In order to determine a template sequence, the above protocol is performed sequentially in the presence of a single species of labeled dATP, dGTP, dCTP or dUTP. By so doing, a first sequence can be compiled that is based upon the sequential incorporation of the nucleotides into the extended primer. The first compiled sequence is representative of the complement of the chimeric polynucleotide. As such, the sequence of the chimeric polynucleotides can be easily determined by compiling a second sequence that is complementary to the first sequence. Because the sequence of the oligonucleotide is known, those nucleotides can be excluded from the second sequence to produce a resultant sequence that is representative of the target nucleic acid.
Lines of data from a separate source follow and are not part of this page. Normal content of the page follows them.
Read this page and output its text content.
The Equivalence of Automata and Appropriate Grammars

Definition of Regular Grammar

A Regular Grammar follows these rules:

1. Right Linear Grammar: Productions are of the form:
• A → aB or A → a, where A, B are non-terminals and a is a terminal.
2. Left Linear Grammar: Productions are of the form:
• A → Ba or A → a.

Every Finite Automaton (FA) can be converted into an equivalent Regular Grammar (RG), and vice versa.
The invention may be embodied in other specific forms without departing from the spirit or essential characteristics thereof. The foregoing embodiments are therefore to be considered in all respects illustrative rather than limiting on the invention described herein. Scope of the invention is thus indicated by the appended claims rather than by the foregoing description, and all changes which come within the meaning and range of equivalency of the claims are therefore intended to be embraced therein.